Sekitar Proklamasi : Peristiwa Rengasdengklok
Adalah
Shodancho Singgihlah (merupakan perwira PETA dari Daidan I Jakarta)
yang memimpin penculikan dwitunggal Soekarno-Hatta menuju
Rengasdengklok. Mereka tiba tanggal 16 Agustus 1945 sekitar jam 08.10
(waktu Tokyo). Para tokoh PETA dan pemuda yang datang bersamanya adalah
Chudancho Dr Soetjipto, Soekarni dan Joesoef Koento.

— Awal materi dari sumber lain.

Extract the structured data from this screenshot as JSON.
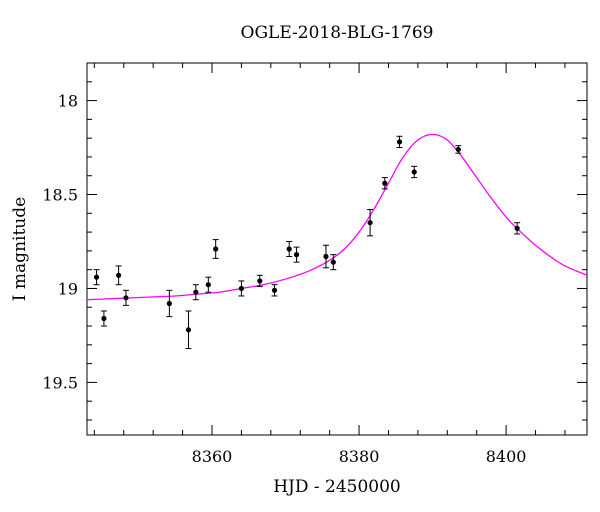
{
  "chart_data": {
    "type": "scatter",
    "title": "OGLE-2018-BLG-1769",
    "xlabel": "HJD - 2450000",
    "ylabel": "I magnitude",
    "xlim": [
      8343,
      8411
    ],
    "ylim": [
      19.78,
      17.8
    ],
    "y_inverted": true,
    "grid": false,
    "x_ticks": [
      8360,
      8380,
      8400
    ],
    "y_ticks": [
      18,
      18.5,
      19,
      19.5
    ],
    "x_tick_labels": [
      "8360",
      "8380",
      "8400"
    ],
    "y_tick_labels": [
      "18",
      "18.5",
      "19",
      "19.5"
    ],
    "colors": {
      "points": "#000000",
      "model": "#ff00ff"
    },
    "points": [
      {
        "x": 8344.3,
        "y": 18.94,
        "err": 0.04
      },
      {
        "x": 8345.3,
        "y": 19.16,
        "err": 0.04
      },
      {
        "x": 8347.3,
        "y": 18.93,
        "err": 0.05
      },
      {
        "x": 8348.3,
        "y": 19.05,
        "err": 0.04
      },
      {
        "x": 8354.2,
        "y": 19.08,
        "err": 0.07
      },
      {
        "x": 8356.8,
        "y": 19.22,
        "err": 0.1
      },
      {
        "x": 8357.8,
        "y": 19.02,
        "err": 0.04
      },
      {
        "x": 8359.5,
        "y": 18.98,
        "err": 0.04
      },
      {
        "x": 8360.5,
        "y": 18.79,
        "err": 0.05
      },
      {
        "x": 8364.0,
        "y": 19.0,
        "err": 0.04
      },
      {
        "x": 8366.5,
        "y": 18.96,
        "err": 0.03
      },
      {
        "x": 8368.5,
        "y": 19.01,
        "err": 0.03
      },
      {
        "x": 8370.5,
        "y": 18.79,
        "err": 0.04
      },
      {
        "x": 8371.5,
        "y": 18.82,
        "err": 0.04
      },
      {
        "x": 8375.5,
        "y": 18.83,
        "err": 0.06
      },
      {
        "x": 8376.5,
        "y": 18.86,
        "err": 0.04
      },
      {
        "x": 8381.5,
        "y": 18.65,
        "err": 0.07
      },
      {
        "x": 8383.5,
        "y": 18.44,
        "err": 0.03
      },
      {
        "x": 8385.5,
        "y": 18.22,
        "err": 0.03
      },
      {
        "x": 8387.5,
        "y": 18.38,
        "err": 0.03
      },
      {
        "x": 8393.5,
        "y": 18.26,
        "err": 0.02
      },
      {
        "x": 8401.5,
        "y": 18.68,
        "err": 0.03
      }
    ],
    "model_curve": {
      "x": [
        8343,
        8346,
        8349,
        8352,
        8355,
        8358,
        8361,
        8364,
        8367,
        8370,
        8373,
        8376,
        8378,
        8380,
        8382,
        8384,
        8386,
        8388,
        8390,
        8392,
        8394,
        8396,
        8398,
        8400,
        8402,
        8404,
        8406,
        8408,
        8411
      ],
      "y": [
        19.06,
        19.055,
        19.05,
        19.045,
        19.04,
        19.03,
        19.02,
        19.0,
        18.98,
        18.95,
        18.91,
        18.85,
        18.79,
        18.7,
        18.58,
        18.44,
        18.3,
        18.21,
        18.18,
        18.21,
        18.3,
        18.41,
        18.52,
        18.62,
        18.7,
        18.77,
        18.83,
        18.88,
        18.93
      ]
    }
  }
}
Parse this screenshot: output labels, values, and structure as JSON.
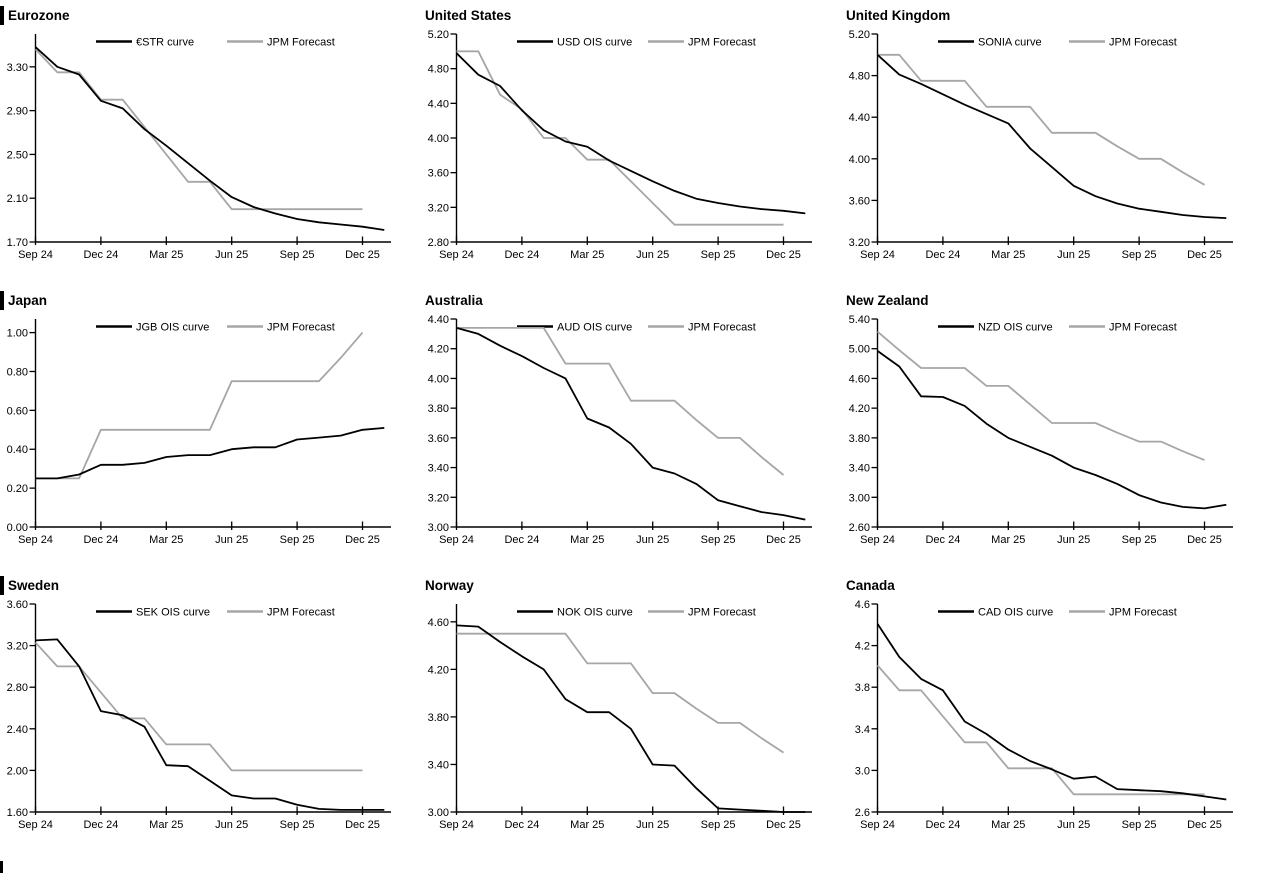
{
  "chart_data": {
    "type": "line",
    "description": "Policy rate OIS curves vs JPM forecasts across nine economies",
    "grid": false,
    "legend_position": "top",
    "x_categories": [
      "Sep 24",
      "Oct 24",
      "Nov 24",
      "Dec 24",
      "Jan 25",
      "Feb 25",
      "Mar 25",
      "Apr 25",
      "May 25",
      "Jun 25",
      "Jul 25",
      "Aug 25",
      "Sep 25",
      "Oct 25",
      "Nov 25",
      "Dec 25",
      "Jan 26"
    ],
    "x_tick_labels": [
      "Sep 24",
      "Dec 24",
      "Mar 25",
      "Jun 25",
      "Sep 25",
      "Dec 25"
    ],
    "colors": {
      "ois_line": "#000000",
      "forecast_line": "#a6a6a6"
    },
    "charts": [
      {
        "title": "Eurozone",
        "left_title_bar": true,
        "y_tick_labels": [
          "1.70",
          "2.10",
          "2.50",
          "2.90",
          "3.30"
        ],
        "ylim": [
          1.7,
          3.6
        ],
        "series": [
          {
            "name": "€STR curve",
            "role": "ois",
            "values": [
              3.48,
              3.3,
              3.23,
              2.99,
              2.92,
              2.73,
              2.58,
              2.42,
              2.26,
              2.11,
              2.02,
              1.96,
              1.91,
              1.88,
              1.86,
              1.84,
              1.81
            ]
          },
          {
            "name": "JPM Forecast",
            "role": "forecast",
            "values": [
              3.46,
              3.25,
              3.25,
              3.0,
              3.0,
              2.75,
              2.5,
              2.25,
              2.25,
              2.0,
              2.0,
              2.0,
              2.0,
              2.0,
              2.0,
              2.0
            ]
          }
        ]
      },
      {
        "title": "United States",
        "left_title_bar": false,
        "y_tick_labels": [
          "2.80",
          "3.20",
          "3.60",
          "4.00",
          "4.40",
          "4.80",
          "5.20"
        ],
        "ylim": [
          2.8,
          5.2
        ],
        "series": [
          {
            "name": "USD OIS curve",
            "role": "ois",
            "values": [
              4.98,
              4.73,
              4.6,
              4.32,
              4.09,
              3.96,
              3.9,
              3.74,
              3.62,
              3.5,
              3.39,
              3.3,
              3.25,
              3.21,
              3.18,
              3.16,
              3.13
            ]
          },
          {
            "name": "JPM Forecast",
            "role": "forecast",
            "values": [
              5.0,
              5.0,
              4.5,
              4.33,
              4.0,
              4.0,
              3.75,
              3.75,
              3.5,
              3.25,
              3.0,
              3.0,
              3.0,
              3.0,
              3.0,
              3.0
            ]
          }
        ]
      },
      {
        "title": "United Kingdom",
        "left_title_bar": false,
        "y_tick_labels": [
          "3.20",
          "3.60",
          "4.00",
          "4.40",
          "4.80",
          "5.20"
        ],
        "ylim": [
          3.2,
          5.2
        ],
        "series": [
          {
            "name": "SONIA curve",
            "role": "ois",
            "values": [
              5.0,
              4.81,
              4.72,
              4.62,
              4.52,
              4.43,
              4.34,
              4.1,
              3.92,
              3.74,
              3.64,
              3.57,
              3.52,
              3.49,
              3.46,
              3.44,
              3.43
            ]
          },
          {
            "name": "JPM Forecast",
            "role": "forecast",
            "values": [
              5.0,
              5.0,
              4.75,
              4.75,
              4.75,
              4.5,
              4.5,
              4.5,
              4.25,
              4.25,
              4.25,
              4.12,
              4.0,
              4.0,
              3.87,
              3.75
            ]
          }
        ]
      },
      {
        "title": "Japan",
        "left_title_bar": true,
        "y_tick_labels": [
          "0.00",
          "0.20",
          "0.40",
          "0.60",
          "0.80",
          "1.00"
        ],
        "ylim": [
          0.0,
          1.07
        ],
        "series": [
          {
            "name": "JGB OIS curve",
            "role": "ois",
            "values": [
              0.25,
              0.25,
              0.27,
              0.32,
              0.32,
              0.33,
              0.36,
              0.37,
              0.37,
              0.4,
              0.41,
              0.41,
              0.45,
              0.46,
              0.47,
              0.5,
              0.51
            ]
          },
          {
            "name": "JPM Forecast",
            "role": "forecast",
            "values": [
              0.25,
              0.25,
              0.25,
              0.5,
              0.5,
              0.5,
              0.5,
              0.5,
              0.5,
              0.75,
              0.75,
              0.75,
              0.75,
              0.75,
              0.87,
              1.0
            ]
          }
        ]
      },
      {
        "title": "Australia",
        "left_title_bar": false,
        "y_tick_labels": [
          "3.00",
          "3.20",
          "3.40",
          "3.60",
          "3.80",
          "4.00",
          "4.20",
          "4.40"
        ],
        "ylim": [
          3.0,
          4.4
        ],
        "series": [
          {
            "name": "AUD OIS curve",
            "role": "ois",
            "values": [
              4.34,
              4.3,
              4.22,
              4.15,
              4.07,
              4.0,
              3.73,
              3.67,
              3.56,
              3.4,
              3.36,
              3.29,
              3.18,
              3.14,
              3.1,
              3.08,
              3.05
            ]
          },
          {
            "name": "JPM Forecast",
            "role": "forecast",
            "values": [
              4.34,
              4.34,
              4.34,
              4.34,
              4.34,
              4.1,
              4.1,
              4.1,
              3.85,
              3.85,
              3.85,
              3.72,
              3.6,
              3.6,
              3.47,
              3.35
            ]
          }
        ]
      },
      {
        "title": "New Zealand",
        "left_title_bar": false,
        "y_tick_labels": [
          "2.60",
          "3.00",
          "3.40",
          "3.80",
          "4.20",
          "4.60",
          "5.00",
          "5.40"
        ],
        "ylim": [
          2.6,
          5.4
        ],
        "series": [
          {
            "name": "NZD OIS curve",
            "role": "ois",
            "values": [
              4.97,
              4.76,
              4.36,
              4.35,
              4.23,
              3.99,
              3.8,
              3.68,
              3.56,
              3.4,
              3.3,
              3.18,
              3.03,
              2.93,
              2.87,
              2.85,
              2.9
            ]
          },
          {
            "name": "JPM Forecast",
            "role": "forecast",
            "values": [
              5.23,
              4.98,
              4.74,
              4.74,
              4.74,
              4.5,
              4.5,
              4.25,
              4.0,
              4.0,
              4.0,
              3.87,
              3.75,
              3.75,
              3.62,
              3.5
            ]
          }
        ]
      },
      {
        "title": "Sweden",
        "left_title_bar": true,
        "y_tick_labels": [
          "1.60",
          "2.00",
          "2.40",
          "2.80",
          "3.20",
          "3.60"
        ],
        "ylim": [
          1.6,
          3.6
        ],
        "series": [
          {
            "name": "SEK OIS curve",
            "role": "ois",
            "values": [
              3.25,
              3.26,
              3.0,
              2.57,
              2.53,
              2.42,
              2.05,
              2.04,
              1.9,
              1.76,
              1.73,
              1.73,
              1.67,
              1.63,
              1.62,
              1.62,
              1.62
            ]
          },
          {
            "name": "JPM Forecast",
            "role": "forecast",
            "values": [
              3.23,
              3.0,
              3.0,
              2.75,
              2.5,
              2.5,
              2.25,
              2.25,
              2.25,
              2.0,
              2.0,
              2.0,
              2.0,
              2.0,
              2.0,
              2.0
            ]
          }
        ]
      },
      {
        "title": "Norway",
        "left_title_bar": false,
        "y_tick_labels": [
          "3.00",
          "3.40",
          "3.80",
          "4.20",
          "4.60"
        ],
        "ylim": [
          3.0,
          4.75
        ],
        "series": [
          {
            "name": "NOK OIS curve",
            "role": "ois",
            "values": [
              4.57,
              4.56,
              4.43,
              4.31,
              4.2,
              3.95,
              3.84,
              3.84,
              3.7,
              3.4,
              3.39,
              3.2,
              3.03,
              3.02,
              3.01,
              3.0,
              3.0
            ]
          },
          {
            "name": "JPM Forecast",
            "role": "forecast",
            "values": [
              4.5,
              4.5,
              4.5,
              4.5,
              4.5,
              4.5,
              4.25,
              4.25,
              4.25,
              4.0,
              4.0,
              3.87,
              3.75,
              3.75,
              3.62,
              3.5
            ]
          }
        ]
      },
      {
        "title": "Canada",
        "left_title_bar": false,
        "y_tick_labels": [
          "2.6",
          "3.0",
          "3.4",
          "3.8",
          "4.2",
          "4.6"
        ],
        "ylim": [
          2.6,
          4.6
        ],
        "series": [
          {
            "name": "CAD OIS curve",
            "role": "ois",
            "values": [
              4.41,
              4.09,
              3.88,
              3.77,
              3.47,
              3.35,
              3.2,
              3.09,
              3.01,
              2.92,
              2.94,
              2.82,
              2.81,
              2.8,
              2.78,
              2.75,
              2.72
            ]
          },
          {
            "name": "JPM Forecast",
            "role": "forecast",
            "values": [
              4.01,
              3.77,
              3.77,
              3.52,
              3.27,
              3.27,
              3.02,
              3.02,
              3.02,
              2.77,
              2.77,
              2.77,
              2.77,
              2.77,
              2.77,
              2.77
            ]
          }
        ]
      }
    ]
  },
  "footer": {
    "next_section_marker": true
  }
}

Singgih, Dr Soetjipto dan Joesoef Koento tidak sampai siang hari,
telah meninggalkan Rengasdengklok. Cudan Rengasdengklok (setingkat
kompi) dipimpin oleh Chudancho Subeno. Chudan ini memiliki 3 buah
Shodan (setingkat pleton) yaitu Shodan 1 dipimpin Shodancho Suharjana,
Shodan 2 dimpim-pin Shodancho Oemar Bahsan dan Shodan 3 dipimpin
Shodancho Affan. Disamping mereka juga ada Honbu (staf) yang dipimpin
oleh Budancho senior yaitu Martono. Honbu memiliki kelengkapan petugas
urusan persenjataan, keuangan, makanan dan dapur, pakaian, kesehatan,
trompet dan juru bahasa.
Ketika Soekarno-Hatta, Fatmawati dan
Guntur tiba, hari sudah terang. Para prajurit menyambut para tetamu
setengah tawanan ini. Mereka berteriak : “Hidup Bung Karno, Hidup Bung
Hata. Indonesia sudah merdeka. Jepang sudah modar (mati),” dan
sebagainya.
Untuk sementara para pemuka bangsa ini
ditempatkan di rumah Chudancho Subeno. Tapi khawatir mencolok, kemudian
dipindahkan kerumahnya seorang China bernama Giau I Siong atau Djiauw Kie Siong.
Rupanya dipelopori para prajurit PETA, diwilayah Rengasdengklok sudah
terjadi perebutan kekuasaan dan pernyataan kemerdekaan. Ini terbukti
dengan berkibarnya bendera merah putih dimana-mana.
Rakyatpun sudah berkumpul terutama
dimuka Chudan. Pada jam 9.00 pagi (waktu Tokyo) Wedana Mitsui, bersama
stafnya orang Jepang dan sejumlah Jepang lainnya sudah ditawan. Lalu
sebagai pimpinan daerah baru, diangkat Camat Sujono Hadipranoto. Para
pemuda dalam organisasi Seinendan dan Kibodan diaktifkan. Peresmian
pergantian pimpinan dan pernyataan kemerdekaan ini diadakan dilapangan
kecamatan dimana Hadipranoto bertindak selaku inpektur upacara dan
pakai berpidato segala. Dilakukan upacara penurunan Hinomaru (bendera
Jepang) dan penaikan sang Merah Putih. Rupanya cukup hikmat juga,
sehingga beberapa orang menitikkan air mata.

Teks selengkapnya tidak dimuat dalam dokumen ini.